I first learned HTML to run our band's website.
I met my wife, Rachel, on our first U.S. tour right after I got out of the Navy in 1997. That tour almost killed me. We bought a used RV that appeared to be in much better shape than it actually was. The brakes went out (overheated, it turns out) while we were driving down a steep road, the whole drive shaft dropped out after I'd driven all night from Rochester to Rhode Island, we had tires blow out, etc.
I hardly noticed, though. I was in love with the pretty girl in the band we were touring with. Rachel sang (and still often sings) with The Danielson Famile. We were engaged four months later. Time flies, we're now expecting our third daughter.
Rachel and I are competent musicians, but we were both pretty much along for the ride. I got to meet a lot of bands backstage, like Low, Sonic Youth, and Blonde Redhead. My wife sewed a jacket for the son of one of the guys in The Flaming Lips.
I used to hang out a little with Sufjan Stevens before he blew up into a teen idol. He's a good friend of Rachel's family. He played drums on one of our EP's, and we spent a little while talking about recording digital audio while on a short tour together. He had me remix one of his songs as a pre-release extra for his last album, Illinois.
There's a full length movie out now about The Danielson Famile. It includes some interesting background about the close relationship between The Danielson Famile and Sufjan Stevens.

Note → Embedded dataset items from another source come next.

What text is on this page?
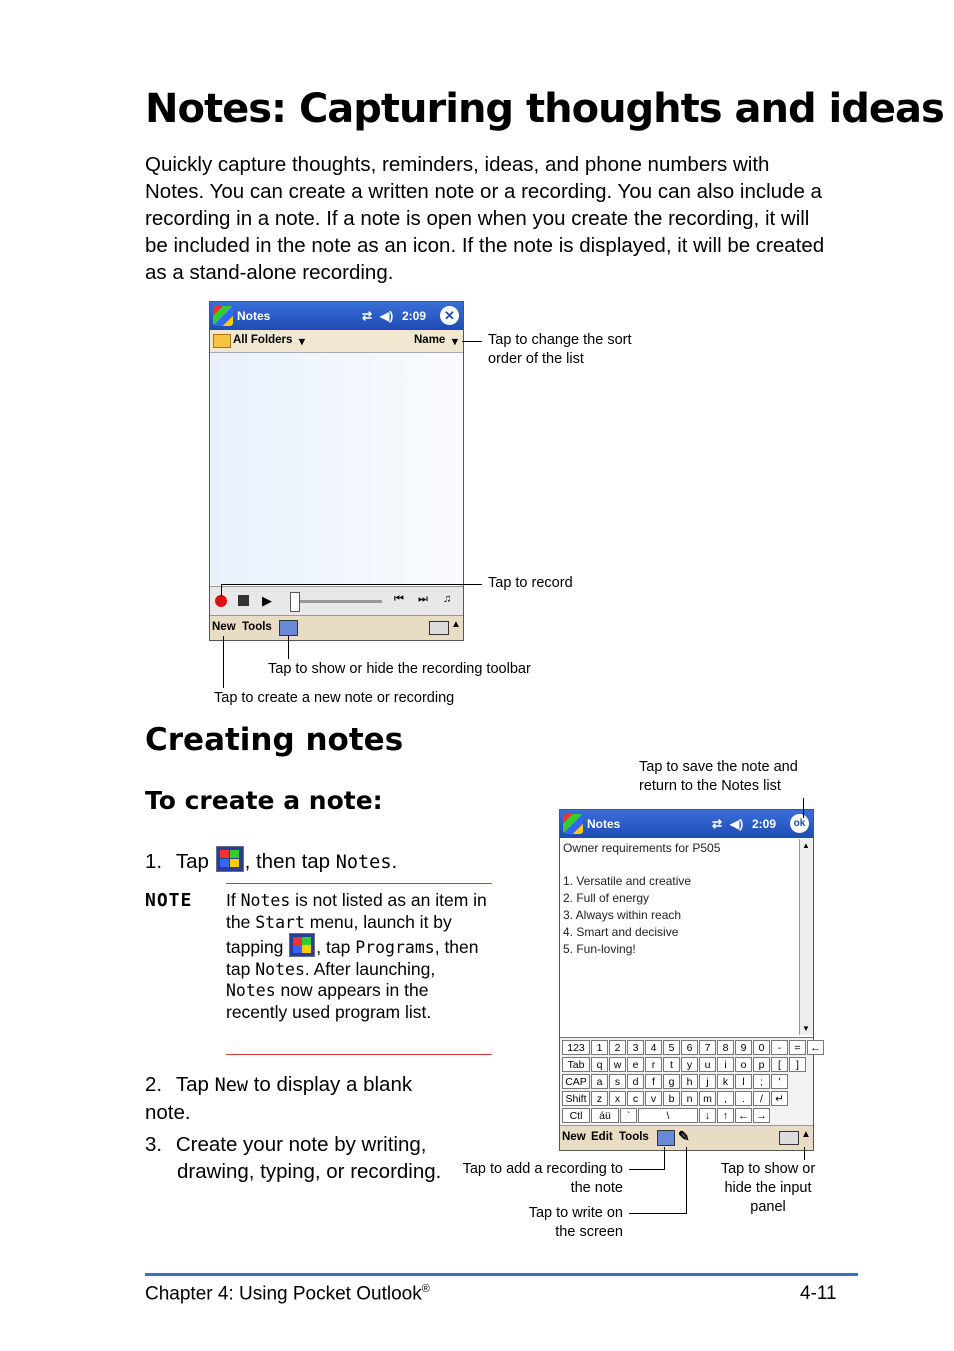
Notes: Capturing thoughts and ideas
Quickly capture thoughts, reminders, ideas, and phone numbers with Notes. You can create a written note or a recording. You can also include a recording in a note. If a note is open when you create the recording, it will be included in the note as an icon. If the note is displayed, it will be created as a stand-alone recording.
Notes	⇄ ◀) 2:09	✕
All Folders ▾	Name ▾
▶	⏮ ⏭ ♫
New Tools	▲
Tap to change the sort order of the list
Tap to record
Tap to show or hide the recording toolbar
Tap to create a new note or recording
Creating notes
To create a note:
1. Tap , then tap Notes.
NOTE If Notes is not listed as an item in the Start menu, launch it by tapping , tap Programs, then tap Notes. After launching, Notes now appears in the recently used program list.
2. Tap New to display a blank note.
3. Create your note by writing, drawing, typing, or recording.
Notes	⇄ ◀) 2:09	ok
Owner requirements for P505
1. Versatile and creative
2. Full of energy
3. Always within reach
4. Smart and decisive
5. Fun-loving!
▲
▼
123	1	2	3	4	5	6	7	8	9	0	-	= ←
Tab	q	w	e	r	t	y	u	i	o	p	[	]
CAP a	s	d	f	g	h	j	k	l	;	'
Shift z	x	c	v	b	n	m	,	.	/	↵
Ctl	áü	`	\	↓	↑ ← →
New Edit Tools ✎	▲
Tap to save the note and return to the Notes list
Tap to add a recording to the note
Tap to write on the screen
Tap to show or hide the input panel
Chapter 4: Using Pocket Outlook®	4-11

I played bass and a lot of electronics - keys, effects, drum machines, etc. I got into computer music production and engineered a bunch of our songs on a 166MHz machine with 48MB of RAM; it crashed constantly. I wrote a live drum machine program in VB6 and got to perform with it a few times (including shows at the Knitting Factory NYC and at a museum in Paris). I've kept up with digital audio technology since then, and have been amazed at the progress. I used to have to use a calculator to figure out things like note lengths and delay settings; now tools like Acid and dbGlitch can instantly do things that took me hours of painstaking (but enjoyable) work.
I'm a coffee geek
I've got a ridiculous number of coffee preparation methods at my disposal for a non-barista. Here are the methods I've used in the past few months:
- Capresso Super-automatic Espresso Machine
- Starbucks Vacuum Pot
- Stovetop Moka Pot
- Coffee Press
- Aeropress
- Turkish Ibik
This past year I've gotten into roasting my own coffee beans ghetto style, in an electric popcorn popper. I've been wanting to write a post about coffee but haven't made the time for it.I don't really drink a lot of coffee - maybe a few cups a day. I just want them to be really good cups!
I'm writing a book
I'm writing a book for SitePoint with Phil Haack and Jeff Atwood. It's a cookbook style ASP.NET book for their popular Anthology series, which works well a group of first time book authors with a background in writing for weblogs. I'm really enjoying it and hope to do a lot more writing in the years to come.
Okay, who to tag...
How about Roiy Zysman, Eric Willis, Ben Griswold, Keith Rull, and Scott Galloway.